Twelve hundred years ago hordes of bloodthirsty Vikings descended on Ireland,
pillaging, raping and killing. And they did not even say sorry.
Last week, finally, justice was done. Brian Mikkelson, the Danish culture
minister, apologised to the people of Ireland for the ravages caused by his
rampaging forebears. After a millennium of hurt and distress, Irish men and
women can now rest easy in their beds, having at last found closure to a great
historical trauma.
It is easy to lampoon Mikkelson's absurd apology for events for which not
only does he bear no responsibility but which took place before his nation
was even created, and about which the supposed victims barely know or care.
But Mikkelson is not alone. Political contrition has become all the rage.
The Queen has apologised to the Maoris in New Zealand for dispossessing them
of their lands and to the people of India for the Amritsar massacre of 1919.
Tony Blair apologised for the Irish potato famine. Bill Clinton said sorry
to the people of Nicaragua, Guatemala and Rwanda for failures of American
foreign policy. Pope John Paul II expressed contrition on more than a hundred
occasions including for the Crusades and the Inquisition. It is used to be
said that sorry was the hardest word. No longer, at least for politicians.
Why have political apologies become so fashionable? Largely because, over
the past decade, the nature of politics has changed. The end of the Cold War,
the collapse of Marxism, the blurring of the distinctions between left and
right, the disintegration of working class and other oppositional organisations
- all have transformed political debate making it less about competing social
visions than a humdrum discussion about how best to manage the existing political
system. As visions of a transformed future seem less plausible, so people
have become more obsessed by the past. The desire to atone for past wrongs
has come to supplant the search for a better tomorrow.
The politics of social change has given way to the politics of therapy. In
the past activists mobilised around the slogan 'Don't mourn, organise'. Today,
activists appear to organise to mourn. Their aim seems less to effect political
change than to gain psychological comfort. Damage. Trauma. Healing. The very
language of apology is more akin to that of the psychiatrist's couch than
of conventional political debate. It is a language that fits neatly into our
let-it-all-hang-out world of confessional celebrity culture and professional
victimhood.
Advocates of political apologies suggest that official contrition helps bring
peoples together, compensate for past injustice and atone for wrongdoing.
But apologies are meaningful only insofar as they make you face up to the
consequences of your actions. That is why personal apologies can be painful
to make, and often require considerable courage.

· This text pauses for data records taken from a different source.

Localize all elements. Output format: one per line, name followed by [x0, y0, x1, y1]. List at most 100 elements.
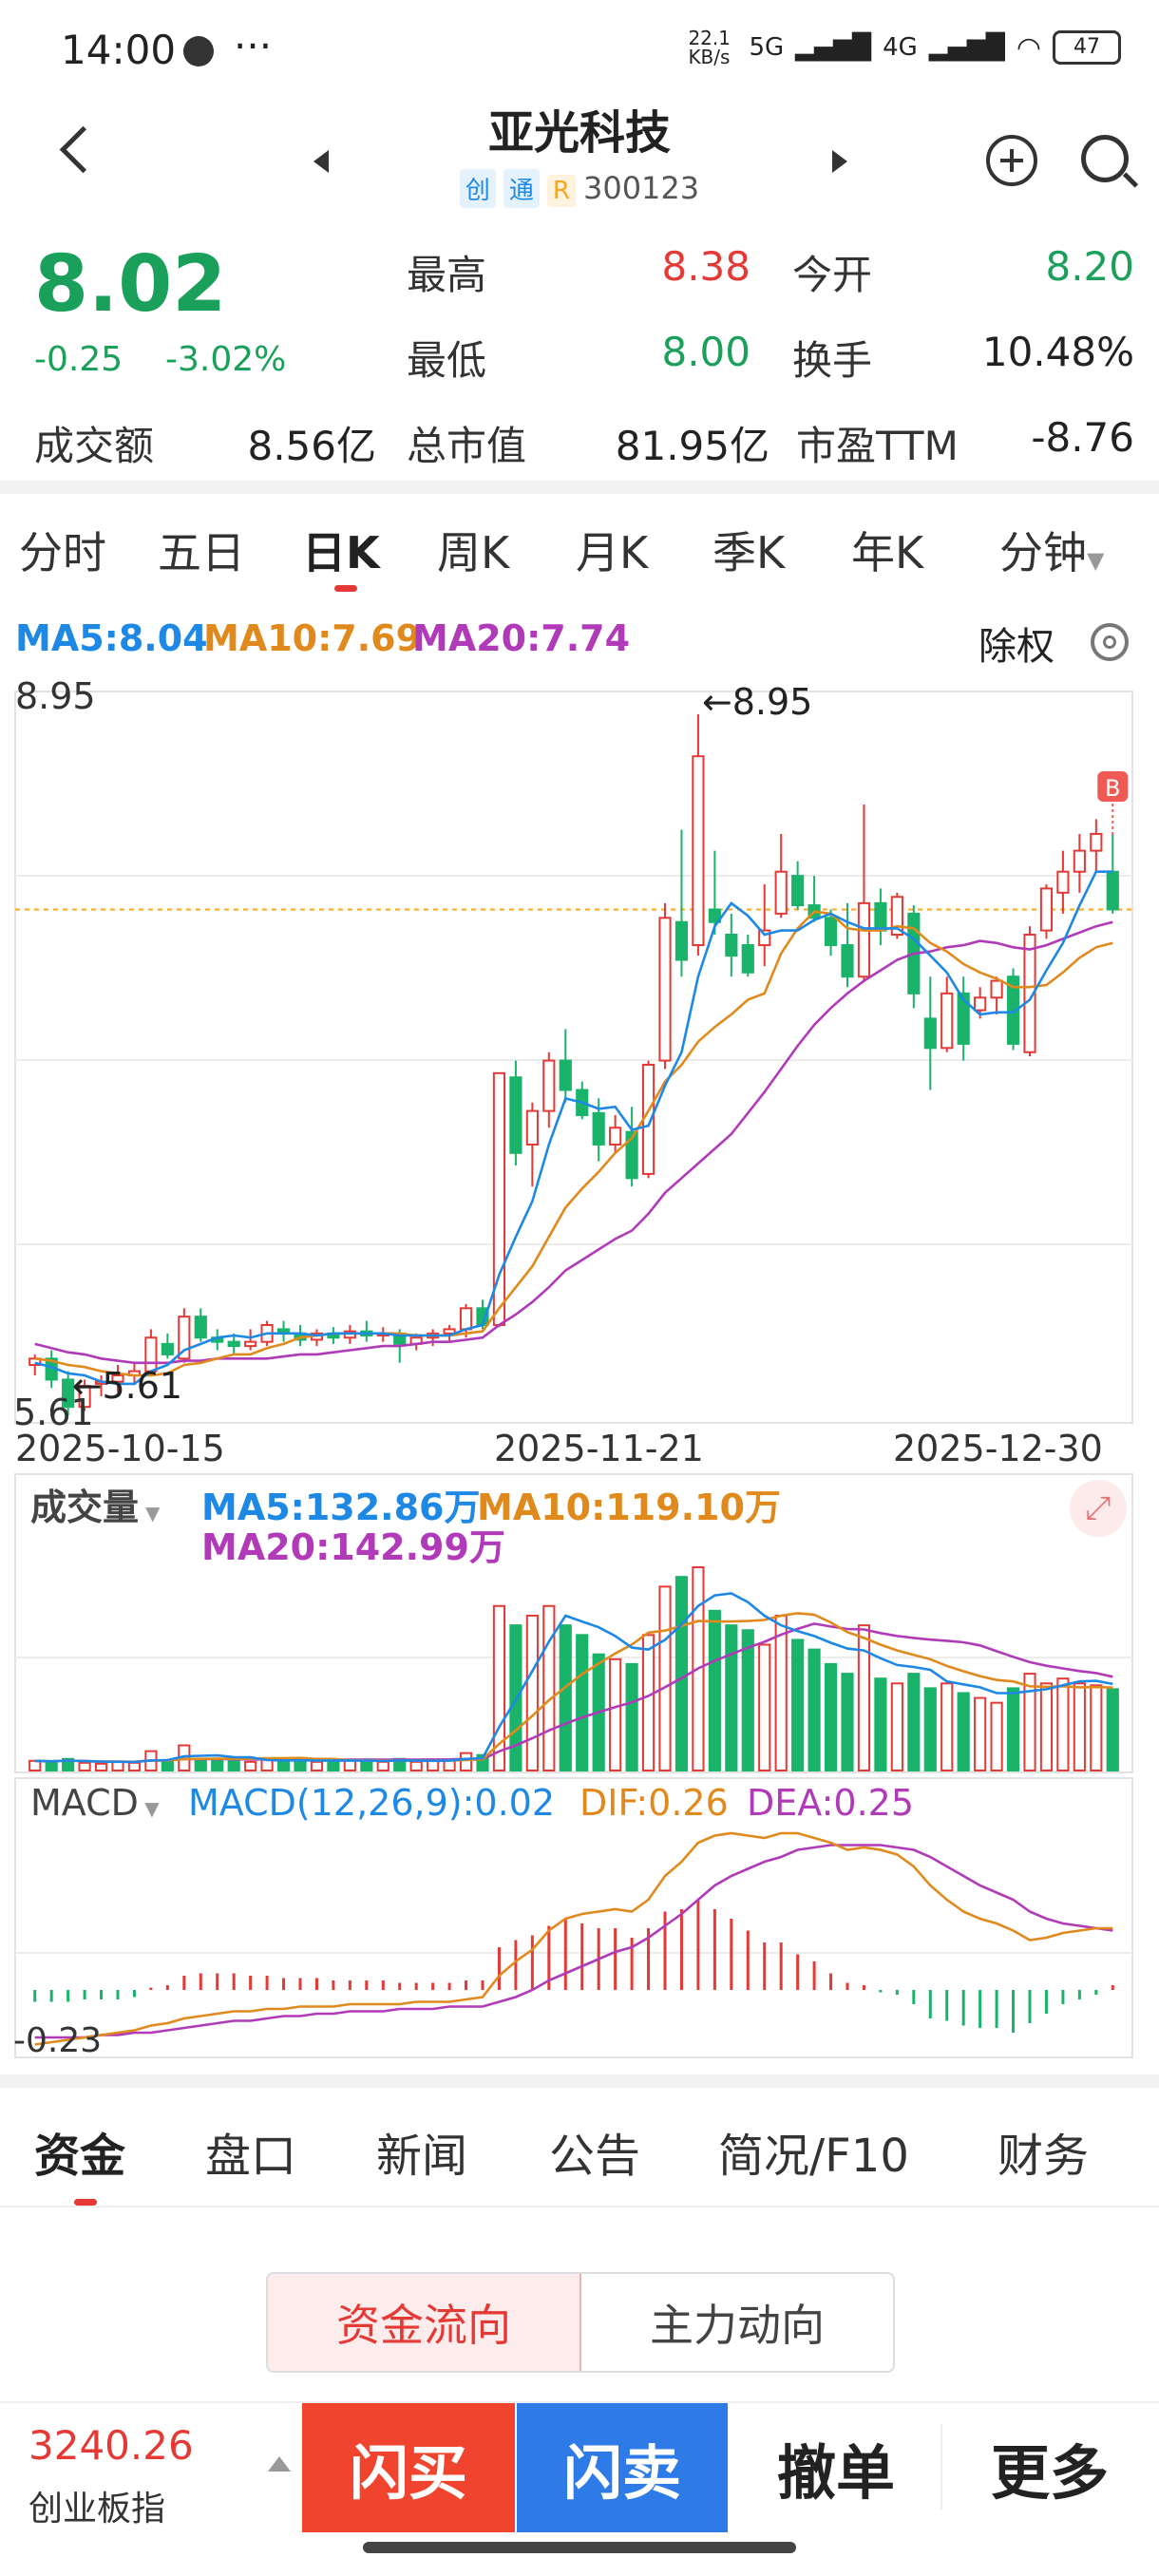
date-label-start: 2025-10-15 [15, 1428, 225, 1469]
tab-orderbook[interactable]: 盘口 [205, 2130, 297, 2183]
tag-r: R [546, 175, 576, 207]
chevron-up-icon[interactable] [268, 2456, 291, 2472]
ma20-line [34, 920, 1113, 1365]
status-bar: 14:00 ··· 22.1 KB/s 5G ▂▄▆█ 4G ▂▄▆█ ◠ 47 [0, 0, 1159, 104]
more-button[interactable]: 更多 [990, 2438, 1109, 2508]
stock-code-row: 创通 R 300123 [0, 169, 1159, 208]
macd-lines [34, 1831, 1113, 2046]
vol-ma5-line [34, 1592, 1113, 1764]
vol-bar [658, 1585, 672, 1772]
vol-bar [841, 1673, 854, 1771]
vol-bar [525, 1614, 539, 1772]
adjust-button[interactable]: 除权 [978, 625, 1054, 669]
ma5-line [34, 870, 1113, 1386]
vol-bar [1023, 1673, 1036, 1771]
vol-bar [1090, 1684, 1103, 1772]
vol-bar [774, 1614, 788, 1772]
vol-bar [211, 1759, 224, 1772]
next-stock-icon[interactable] [832, 150, 847, 173]
dif-value: DIF:0.26 [580, 1782, 729, 1824]
candle [824, 917, 838, 947]
tab-minute[interactable]: 分钟▼ [999, 519, 1104, 581]
vol-bar [791, 1638, 805, 1772]
vol-bar [808, 1648, 821, 1771]
tab-quarterly-k[interactable]: 季K [712, 527, 786, 578]
tab-profile-f10[interactable]: 简况/F10 [718, 2130, 909, 2183]
k-min-label: 5.61 [13, 1392, 94, 1433]
candle [244, 1340, 257, 1348]
k-high-marker: ←8.95 [702, 681, 812, 723]
chevron-down-icon: ▼ [138, 1797, 160, 1820]
tag-tong: 通 [503, 169, 540, 208]
stock-code: 300123 [582, 170, 700, 206]
gear-icon[interactable] [1091, 623, 1129, 661]
vol-bar [708, 1609, 721, 1771]
low-label: 最低 [407, 337, 487, 384]
vol-bar [78, 1761, 91, 1772]
index-value[interactable]: 3240.26 [28, 2422, 194, 2469]
date-label-end: 2025-12-30 [893, 1428, 1103, 1469]
prev-stock-icon[interactable] [314, 150, 329, 173]
vol-bar [857, 1624, 871, 1772]
tab-news[interactable]: 新闻 [376, 2130, 468, 2183]
dif-line [34, 1831, 1113, 2046]
tab-funds[interactable]: 资金 [34, 2130, 126, 2183]
tab-weekly-k[interactable]: 周K [437, 527, 510, 578]
candle [525, 1109, 539, 1146]
candle [1006, 975, 1020, 1045]
date-label-mid: 2025-11-21 [494, 1428, 704, 1469]
tab-monthly-k[interactable]: 月K [576, 527, 649, 578]
k-low-marker: ←5.61 [72, 1365, 182, 1407]
candle [161, 1342, 174, 1355]
tab-intraday[interactable]: 分时 [19, 527, 106, 578]
volume-label[interactable]: 成交量 ▼ [30, 1478, 160, 1530]
cancel-order-button[interactable]: 撤单 [776, 2438, 895, 2508]
vol-bar [310, 1760, 324, 1772]
flash-sell-button[interactable]: 闪卖 [517, 2403, 728, 2532]
add-watchlist-icon[interactable] [986, 135, 1037, 186]
fund-segment-control[interactable]: 资金流向 主力动向 [266, 2272, 895, 2373]
candle [509, 1076, 522, 1154]
vol-bar [227, 1758, 240, 1772]
flash-buy-button[interactable]: 闪买 [302, 2403, 515, 2532]
volume-label-text: 成交量 [30, 1487, 140, 1528]
notification-icon [183, 36, 214, 66]
open-label: 今开 [792, 252, 873, 298]
vol-ma20-legend: MA20:142.99万 [201, 1526, 505, 1568]
active-tab-indicator [74, 2199, 97, 2206]
tab-financials[interactable]: 财务 [998, 2130, 1090, 2183]
vol-bar [725, 1624, 738, 1772]
signal-4g-icon: 4G [883, 33, 918, 62]
search-icon[interactable] [1081, 135, 1129, 182]
vol-bar [923, 1687, 937, 1772]
vol-bar [674, 1576, 689, 1772]
signal-bars-icon: ▂▄▆█ [795, 33, 872, 62]
tab-yearly-k[interactable]: 年K [851, 527, 924, 578]
dea-value: DEA:0.25 [747, 1782, 915, 1824]
vol-bar [907, 1673, 921, 1771]
k-ma-lines [34, 870, 1113, 1386]
k-candles [28, 714, 1119, 1415]
macd-label[interactable]: MACD ▼ [30, 1782, 160, 1824]
candle [1039, 887, 1054, 932]
vol-grid [14, 1473, 1133, 1773]
candle [625, 1130, 638, 1180]
segment-main-force[interactable]: 主力动向 [650, 2300, 825, 2351]
expand-icon[interactable]: ⤢ [1070, 1480, 1127, 1537]
candle [791, 875, 805, 907]
buy-signal-badge [1097, 771, 1129, 802]
candle [841, 944, 854, 978]
ma20-legend: MA20:7.74 [412, 617, 631, 659]
tab-announcements[interactable]: 公告 [549, 2130, 641, 2183]
ma5-legend: MA5:8.04 [15, 617, 208, 659]
tab-five-day[interactable]: 五日 [158, 527, 245, 578]
status-time: 14:00 [61, 27, 177, 73]
vol-bar [409, 1760, 423, 1772]
index-name[interactable]: 创业板指 [28, 2490, 166, 2529]
tab-daily-k[interactable]: 日K [302, 527, 380, 578]
segment-fund-flow[interactable]: 资金流向 [268, 2274, 581, 2371]
candle [194, 1316, 207, 1339]
chart-area[interactable]: 8.95 5.61 ←8.95 ←5.61 B 2025-10-15 2025-11-21 2… [0, 665, 1159, 2061]
vol-ma-lines [34, 1592, 1113, 1764]
candle [111, 1374, 124, 1383]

Not so with political apologies.
One cannot imagine Brian Mikkelson having sleepless nights over the hurt done
to the Irish, nor the Queen beating herself up over the Maoris' lost lands.
Indeed, it seems to be an iron law of political apologies that no one is willing
to be held to account for their own actions, but everyone is happy to shoulder
the blame for someone else's deeds, especially if those deeds happened way
back in history. Tony Blair took time out to apologise for the potato famine
but was silent when it came to Iraq.
Not only are political apologies meaningless but they also pervert the notion
of collective responsibility. Those who demand that Britain, for instance,
should apologise for the slave trade, or Germany for the Holocaust, or indeed
Denmark for Viking raids, are suggesting that people are guilty not because
of the actions they themselves took but because of the particular national,
religious, ethnic or racial group to which they belong. This is the modern,
secular version of the old Biblical belief that the sins of the fathers are
visited on their sons. It is a notion that carries with it the implication
that moral worth travels down the generations - the children of Nazis, or
all white Britons, are somehow morally sullied, while the descendants of Holocaust
survivors and of black slaves possess greater moral authority. It is ironic
that the attempt to come to terms with, say, the terrible racist consequences
of slavery and the Holocaust should itself generate an idea with which all
racists would be comfortable - the biological inheritance of virtue and vice,
of guilt and victimhood.
By detaching action from responsibility, political apologies can make it more
difficult to take the steps necessary to enforce real change. Saying sorry
for slavery, for instance, does not address the causes of the problems facing
black communities today. Indeed it might make it more difficult to address
those problems by encouraging people to view themselves as victims of their
history rather than as creators of their future.
The demand for political apology turns history into a series of sins to be
atoned for rather than events to be learned from. The acknowledgement of past
wrong-doing is certainly important. But the remembrance of yesterday's wrongs
should not supplant the search for a more just tomorrow.